Will the rats leave on their own?
As long as the compost pile offers food and shelter, the rodents may not leave. However, if these favorable conditions are eliminated, the rats will soon move to other places with better survival conditions. Unlike other pests, rats readily move around and will not linger if their needs aren’t met.
Can I use traps to get rid of rats?
Traps are effective in catching rats and mice. However, it takes technique to ensure that only rats are trapped instead of other wildlife. It is also important to note that more rats will keep coming if the core of the situation isn’t dealt with, eradicating rats for good.
Do lights scare rats away?
Rats are typically nocturnal but do venture during the day if needed. There is a type of light that they actively avoid: flashing lights. Some companies market these as rat deterrents, but there will come a time when rats will get used to them, making them useless in the long run.
Do onions kill rats?
Raw onions specifically can kill rats, especially when ingested in large amounts. It can end the rat within half a day and is more effective if they don’t have water access. The raw onions will cause them to be severely anemic and thirsty, killing them in the given time frame.

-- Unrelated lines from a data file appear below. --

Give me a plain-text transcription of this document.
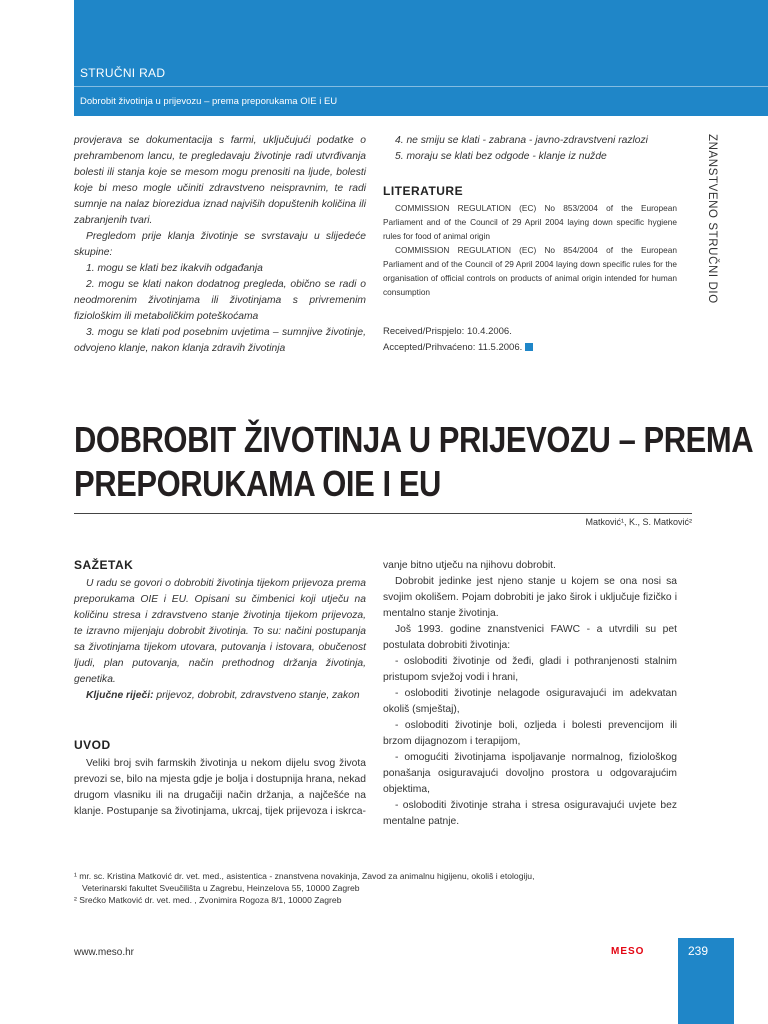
STRUČNI RAD
Dobrobit životinja u prijevozu – prema preporukama OIE i EU
ZNANSTVENO STRUČNI DIO

provjerava se dokumentacija s farmi, uključujući podatke o prehrambenom lancu, te pregledavaju životinje radi utvrđivanja bolesti ili stanja koje se mesom mogu prenositi na ljude, bolesti koje bi meso mogle učiniti zdravstveno neispravnim, te radi sumnje na nalaz biorezidua iznad najviših dopuštenih količina ili zabranjenih tvari.

Pregledom prije klanja životinje se svrstavaju u slijedeće skupine:

1. mogu se klati bez ikakvih odgađanja

2. mogu se klati nakon dodatnog pregleda, obično se radi o neodmorenim životinjama ili životinjama s privremenim fiziološkim ili metaboličkim poteškoćama

3. mogu se klati pod posebnim uvjetima – sumnjive životinje, odvojeno klanje, nakon klanja zdravih životinja

4. ne smiju se klati - zabrana - javno-zdravstveni razlozi

5. moraju se klati bez odgode - klanje iz nužde

LITERATURE

COMMISSION REGULATION (EC) No 853/2004 of the European Parliament and of the Council of 29 April 2004 laying down specific hygiene rules for food of animal origin

COMMISSION REGULATION (EC) No 854/2004 of the European Parliament and of the Council of 29 April 2004 laying down specific rules for the organisation of official controls on products of animal origin intended for human consumption

Received/Prispjelo: 10.4.2006.
Accepted/Prihvaćeno: 11.5.2006.
DOBROBIT ŽIVOTINJA U PRIJEVOZU – PREMA
PREPORUKAMA OIE I EU
Matković¹, K., S. Matković²
SAŽETAK

U radu se govori o dobrobiti životinja tijekom prijevoza prema preporukama OIE i EU. Opisani su čimbenici koji utječu na količinu stresa i zdravstveno stanje životinja tijekom prijevoza, te izravno mijenjaju dobrobit životinja. To su: načini postupanja sa životinjama tijekom utovara, putovanja i istovara, obučenost ljudi, plan putovanja, način prethodnog držanja životinja, genetika.

Ključne riječi: prijevoz, dobrobit, zdravstveno stanje, zakon

UVOD

Veliki broj svih farmskih životinja u nekom dijelu svog života prevozi se, bilo na mjesta gdje je bolja i dostupnija hrana, nekad drugom vlasniku ili na drugačiji način držanja, a najčešće na klanje. Postupanje sa životinjama, ukrcaj, tijek prijevoza i iskrca-

vanje bitno utječu na njihovu dobrobit.

Dobrobit jedinke jest njeno stanje u kojem se ona nosi sa svojim okolišem. Pojam dobrobiti je jako širok i uključuje fizičko i mentalno stanje životinja.

Još 1993. godine znanstvenici FAWC - a utvrdili su pet postulata dobrobiti životinja:

- osloboditi životinje od žeđi, gladi i pothranjenosti stalnim pristupom svježoj vodi i hrani,

- osloboditi životinje nelagode osiguravajući im adekvatan okoliš (smještaj),

- osloboditi životinje boli, ozljeda i bolesti prevencijom ili brzom dijagnozom i terapijom,

- omogućiti životinjama ispoljavanje normalnog, fiziološkog ponašanja osiguravajući dovoljno prostora u odgovarajućim objektima,

- osloboditi životinje straha i stresa osiguravajući uvjete bez mentalne patnje.

¹ mr. sc. Kristina Matković dr. vet. med., asistentica - znanstvena novakinja, Zavod za animalnu higijenu, okoliš i etologiju,
Veterinarski fakultet Sveučilišta u Zagrebu, Heinzelova 55, 10000 Zagreb
² Srećko Matković dr. vet. med. , Zvonimira Rogoza 8/1, 10000 Zagreb
www.meso.hr	MESO	239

Conclusion on doing compost bins attract rats.
Rats are opportunistic scavengers necessary for the planet’s ecosystem but not your compost bin. They are detrimental to composting and are a nuisance, significantly when they increase in number.
With all these warnings, you might think, what else is left for me to compost while keeping rats at bay?
You can look into composting organic materials like lawn clippings, sawdust, leaves, straw, newspapers, and many more covered in this article on composting for beginners. This will surely aid you in how to keep rats at bay while also doing compost for your garden. Feel free to check it out here.